Müzik dergilerinden Ses’in yorumu “bir müzisyene yakış­mayacak şekilde öldü”ğüydü! Görgü tanıklarının ifadelerin­den yola çıkılarak belirlenen eşkali çizmek de Milliyet’in ünlü çizeri Bedri Koraman’a düştü. Zanlı iki hafta sonra yakalandı. Kaldığı yerde yapılan aramada Aytunca’ya ait saat gibi bazı özel eşyalar bulunan Ali İhsan Öz­bey, mesleği sorulduğunda “iş­sizim” diyecek ve cinayeti kabul edecekti: “Mesut iş bulacağına söz vermişti, sözünü tutmadığı için kavga ettik, çorapla boğazı­nı sıkarak öldürdüm”.

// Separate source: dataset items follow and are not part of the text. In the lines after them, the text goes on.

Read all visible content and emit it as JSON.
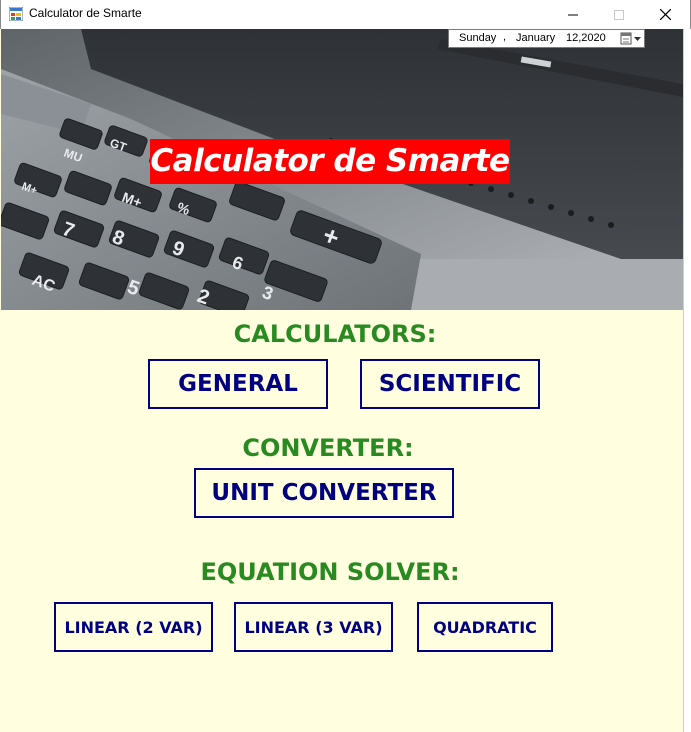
{
  "window": {
    "title": "Calculator de Smarte",
    "minimize_icon": "minimize-icon",
    "maximize_icon": "maximize-icon",
    "close_icon": "close-icon"
  },
  "date_picker": {
    "day": "Sunday",
    "comma": ",",
    "month": "January",
    "date_year": "12,2020",
    "button_icon": "calendar-dropdown-icon"
  },
  "banner": {
    "title": "Calculator de Smarte",
    "image": "calculator-photo"
  },
  "sections": {
    "calculators": {
      "heading": "CALCULATORS:",
      "buttons": [
        "GENERAL",
        "SCIENTIFIC"
      ]
    },
    "converter": {
      "heading": "CONVERTER:",
      "buttons": [
        "UNIT CONVERTER"
      ]
    },
    "equation_solver": {
      "heading": "EQUATION SOLVER:",
      "buttons": [
        "LINEAR (2 VAR)",
        "LINEAR (3 VAR)",
        "QUADRATIC"
      ]
    }
  },
  "colors": {
    "background": "#ffffe0",
    "heading": "#2a8a22",
    "button": "#000080",
    "banner_title_bg": "#ff0000"
  }
}
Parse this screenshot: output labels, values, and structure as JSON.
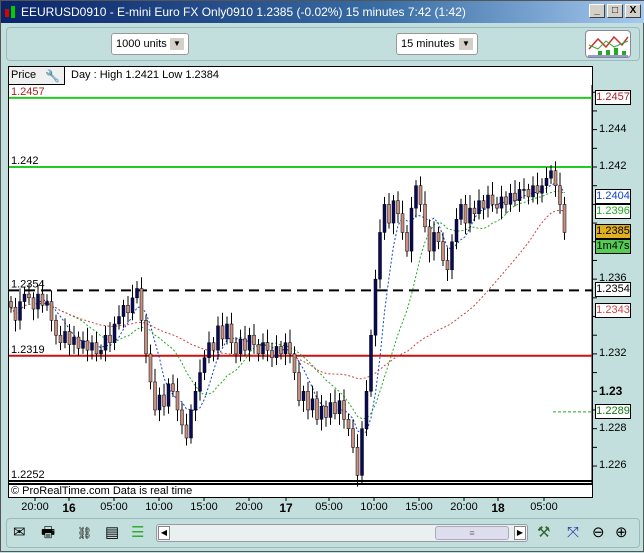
{
  "window": {
    "title": "EEURUSD0910 - E-mini Euro FX Only0910   1.2385 (-0.02%)   15 minutes  7:42 (1:42)",
    "minimize": "_",
    "maximize": "□",
    "close": "X"
  },
  "toolbar": {
    "units": "1000 units",
    "timeframe": "15 minutes",
    "indicators_icon": "indicators-icon"
  },
  "panel": {
    "tab": "Price",
    "day_info": "Day : High 1.2421 Low 1.2384",
    "footer": "© ProRealTime.com  Data is real time"
  },
  "colors": {
    "up": "#0a0a5a",
    "down": "#c89080",
    "green_line": "#22cc22",
    "red_line": "#cc1111",
    "ma_blue": "#1144cc",
    "ma_green": "#22aa22",
    "ma_red": "#cc4444"
  },
  "chart_data": {
    "type": "candlestick",
    "y_range": [
      1.225,
      1.2465
    ],
    "y_ticks": [
      "1.244",
      "1.242",
      "1.236",
      "1.232",
      "1.23",
      "1.228",
      "1.226"
    ],
    "x_ticks": [
      "20:00",
      "16",
      "05:00",
      "10:00",
      "15:00",
      "20:00",
      "17",
      "05:00",
      "10:00",
      "15:00",
      "20:00",
      "18",
      "05:00"
    ],
    "closes": [
      1.2345,
      1.2338,
      1.2348,
      1.2352,
      1.235,
      1.2344,
      1.2352,
      1.2346,
      1.2348,
      1.2338,
      1.233,
      1.2326,
      1.2332,
      1.2325,
      1.2329,
      1.2323,
      1.2327,
      1.2322,
      1.2326,
      1.232,
      1.2322,
      1.233,
      1.2326,
      1.2336,
      1.234,
      1.2346,
      1.2342,
      1.235,
      1.2355,
      1.2338,
      1.232,
      1.2305,
      1.229,
      1.2298,
      1.2292,
      1.2304,
      1.23,
      1.229,
      1.2282,
      1.2275,
      1.229,
      1.23,
      1.231,
      1.2318,
      1.2326,
      1.2322,
      1.2335,
      1.2328,
      1.2336,
      1.2326,
      1.232,
      1.2328,
      1.2322,
      1.233,
      1.2325,
      1.232,
      1.2326,
      1.2322,
      1.2318,
      1.2324,
      1.232,
      1.2326,
      1.232,
      1.231,
      1.2295,
      1.23,
      1.229,
      1.2296,
      1.2285,
      1.2292,
      1.2286,
      1.2294,
      1.2288,
      1.2295,
      1.2285,
      1.228,
      1.227,
      1.2255,
      1.228,
      1.23,
      1.233,
      1.236,
      1.2385,
      1.24,
      1.239,
      1.2402,
      1.2395,
      1.2385,
      1.2375,
      1.2398,
      1.241,
      1.24,
      1.2388,
      1.2375,
      1.2385,
      1.238,
      1.237,
      1.2365,
      1.238,
      1.2392,
      1.24,
      1.239,
      1.2398,
      1.2395,
      1.2402,
      1.2398,
      1.2405,
      1.24,
      1.2398,
      1.2404,
      1.24,
      1.2406,
      1.2402,
      1.2408,
      1.2408,
      1.2404,
      1.241,
      1.2406,
      1.241,
      1.2414,
      1.2418,
      1.241,
      1.24,
      1.2385
    ],
    "horizontal_lines": [
      {
        "value": 1.2457,
        "label": "1.2457",
        "style": "solid",
        "color": "#22cc22",
        "label_color": "#aa2222"
      },
      {
        "value": 1.242,
        "label": "1.242",
        "style": "solid",
        "color": "#22cc22",
        "label_color": "#000000"
      },
      {
        "value": 1.2354,
        "label": "1.2354",
        "style": "dashed",
        "color": "#000000",
        "label_color": "#000000"
      },
      {
        "value": 1.2319,
        "label": "1.2319",
        "style": "solid",
        "color": "#cc1111",
        "label_color": "#000000"
      },
      {
        "value": 1.2252,
        "label": "1.2252",
        "style": "solid",
        "color": "#000000",
        "label_color": "#000000"
      }
    ],
    "right_labels": [
      {
        "value": 1.2457,
        "text": "1.2457",
        "color": "#aa2222",
        "bg": "#ffffff"
      },
      {
        "value": 1.2404,
        "text": "1.2404",
        "color": "#1144cc",
        "bg": "#ffffff"
      },
      {
        "value": 1.2396,
        "text": "1.2396",
        "color": "#22aa22",
        "bg": "#ffffff"
      },
      {
        "value": 1.2385,
        "text": "1.2385",
        "color": "#000000",
        "bg": "#e0b020"
      },
      {
        "value": 1.2377,
        "text": "1m47s",
        "color": "#000000",
        "bg": "#55cc55"
      },
      {
        "value": 1.2354,
        "text": "1.2354",
        "color": "#000000",
        "bg": "#ffffff"
      },
      {
        "value": 1.2343,
        "text": "1.2343",
        "color": "#cc4444",
        "bg": "#ffffff"
      },
      {
        "value": 1.2289,
        "text": "1.2289",
        "color": "#117711",
        "bg": "#ffffff"
      }
    ],
    "projection_value": 1.2289
  }
}
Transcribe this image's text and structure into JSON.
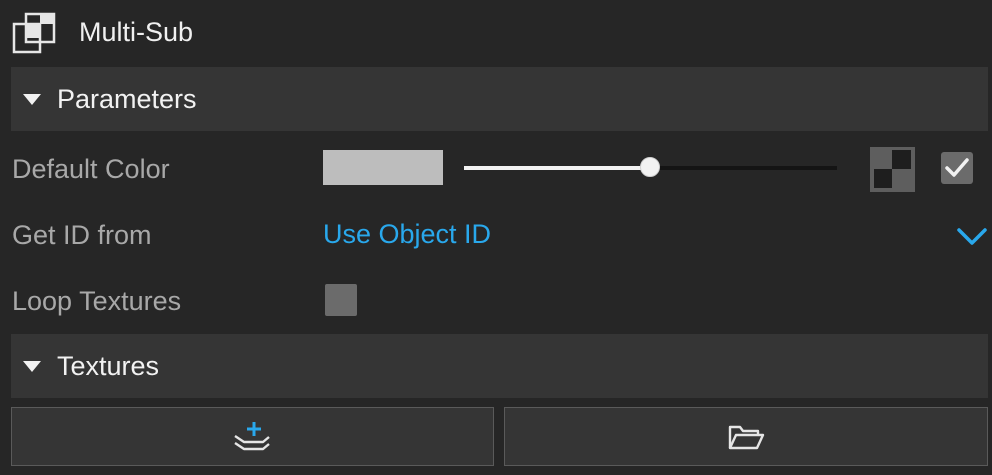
{
  "header": {
    "title": "Multi-Sub",
    "icon": "multi-sub-material-icon"
  },
  "sections": {
    "parameters": {
      "label": "Parameters"
    },
    "textures": {
      "label": "Textures"
    }
  },
  "params": {
    "default_color": {
      "label": "Default Color",
      "swatch_color": "#bdbdbd",
      "slider_value": 0.5
    },
    "get_id_from": {
      "label": "Get ID from",
      "value": "Use Object ID"
    },
    "loop_textures": {
      "label": "Loop Textures",
      "checked": false
    }
  },
  "colors": {
    "accent": "#29a8ec",
    "panel": "#262626",
    "section": "#353535"
  },
  "textures_toolbar": {
    "add_icon": "add-layer-icon",
    "open_icon": "folder-open-icon"
  }
}
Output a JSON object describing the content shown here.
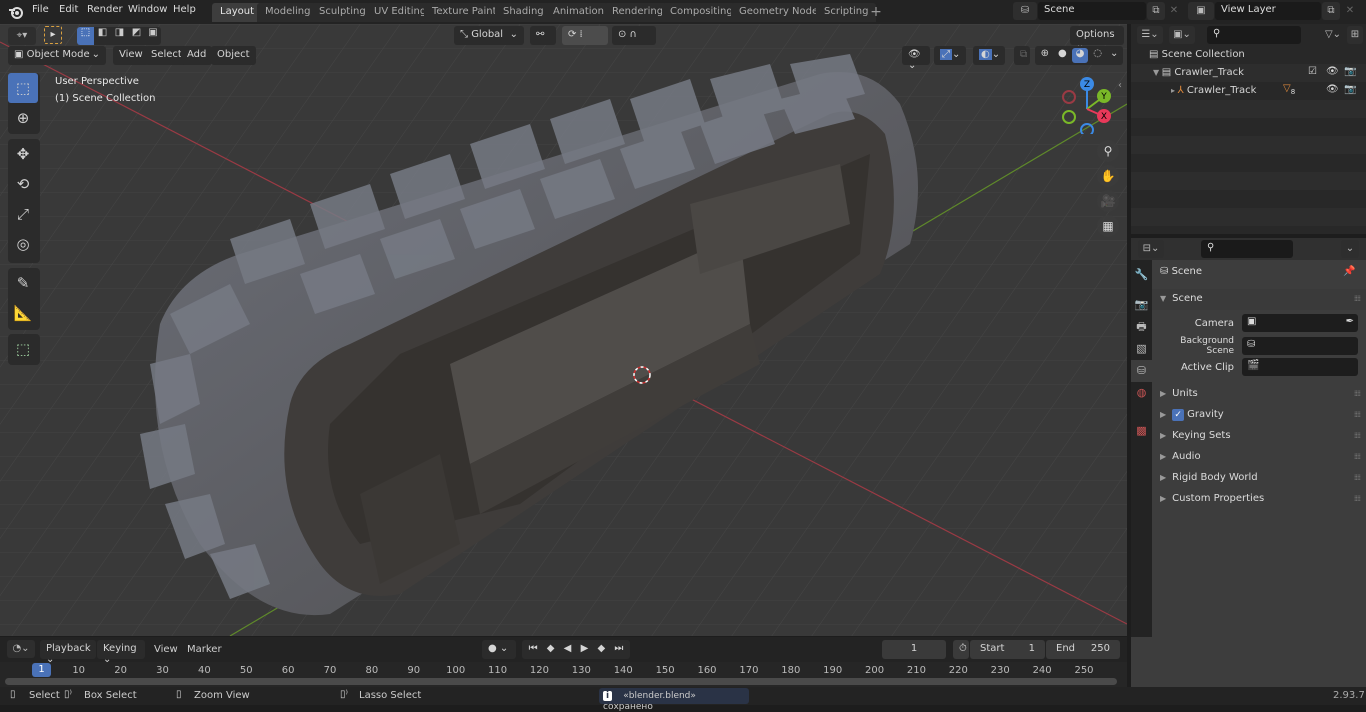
{
  "app": {
    "version": "2.93.7"
  },
  "menu": [
    "File",
    "Edit",
    "Render",
    "Window",
    "Help"
  ],
  "workspaces": [
    {
      "label": "Layout",
      "active": true
    },
    {
      "label": "Modeling"
    },
    {
      "label": "Sculpting"
    },
    {
      "label": "UV Editing"
    },
    {
      "label": "Texture Paint"
    },
    {
      "label": "Shading"
    },
    {
      "label": "Animation"
    },
    {
      "label": "Rendering"
    },
    {
      "label": "Compositing"
    },
    {
      "label": "Geometry Nodes"
    },
    {
      "label": "Scripting"
    }
  ],
  "add_workspace": "+",
  "scene_selector": {
    "value": "Scene"
  },
  "view_layer_selector": {
    "value": "View Layer"
  },
  "viewport": {
    "mode": "Object Mode",
    "menus": [
      "View",
      "Select",
      "Add",
      "Object"
    ],
    "transform_orientation": "Global",
    "options_label": "Options",
    "overlay_line1": "User Perspective",
    "overlay_line2": "(1) Scene Collection",
    "gizmo": {
      "x": "X",
      "y": "Y",
      "z": "Z",
      "x_color": "#e8395a",
      "y_color": "#7ab828",
      "z_color": "#3b8ae6"
    },
    "tools": [
      "select-box",
      "cursor",
      "move",
      "rotate",
      "scale",
      "transform",
      "annotate",
      "measure",
      "add-cube"
    ]
  },
  "outliner": {
    "root": "Scene Collection",
    "items": [
      {
        "name": "Crawler_Track",
        "type": "collection",
        "checked": true
      },
      {
        "name": "Crawler_Track",
        "type": "object",
        "modifier_count": "8"
      }
    ]
  },
  "properties": {
    "context_title": "Scene",
    "section_scene": "Scene",
    "fields": [
      {
        "label": "Camera",
        "value": ""
      },
      {
        "label": "Background Scene",
        "value": ""
      },
      {
        "label": "Active Clip",
        "value": ""
      }
    ],
    "panels": [
      {
        "label": "Units"
      },
      {
        "label": "Gravity",
        "checkbox": true
      },
      {
        "label": "Keying Sets"
      },
      {
        "label": "Audio"
      },
      {
        "label": "Rigid Body World"
      },
      {
        "label": "Custom Properties"
      }
    ]
  },
  "timeline": {
    "menus": [
      "Playback",
      "Keying",
      "View",
      "Marker"
    ],
    "current_frame": "1",
    "start_label": "Start",
    "start": "1",
    "end_label": "End",
    "end": "250",
    "ticks": [
      "1",
      "10",
      "20",
      "30",
      "40",
      "50",
      "60",
      "70",
      "80",
      "90",
      "100",
      "110",
      "120",
      "130",
      "140",
      "150",
      "160",
      "170",
      "180",
      "190",
      "200",
      "210",
      "220",
      "230",
      "240",
      "250"
    ]
  },
  "statusbar": {
    "select": "Select",
    "box_select": "Box Select",
    "zoom_view": "Zoom View",
    "lasso_select": "Lasso Select",
    "message": "«blender.blend» сохранено",
    "version": "2.93.7"
  }
}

Silûetler efsanesi, Aytun­ca’nın 32 yaşında hayata veda etmesiyle son buldu. Kendisini sahnede izlemiş olanların nere­deyse hepsinin yıllar sonra söy­lediği yeteneği, sihri ve cazibesi hakkındaki övgü dolu sözleri; dünyaya hem tam zamanında ama hem de biraz erken düş­müş bir göktaşı misali olduğu yolundaki yorumları hayattay­ken duyabilmeyi muhtemelen çok isterdi.

73-75 MUZIK TARIHI_dk
1966’da Altın Mikrofon kazanan Silûetler kadrosu. Ayaktakiler, Aydın Daruga (davul) ve Metin Alatlı (org). Oturanlar soldan itibaren, Rasim Ulusman (ritm gitar), Mesut Aytunca (solo gitar) ve Erol Bilem (bas).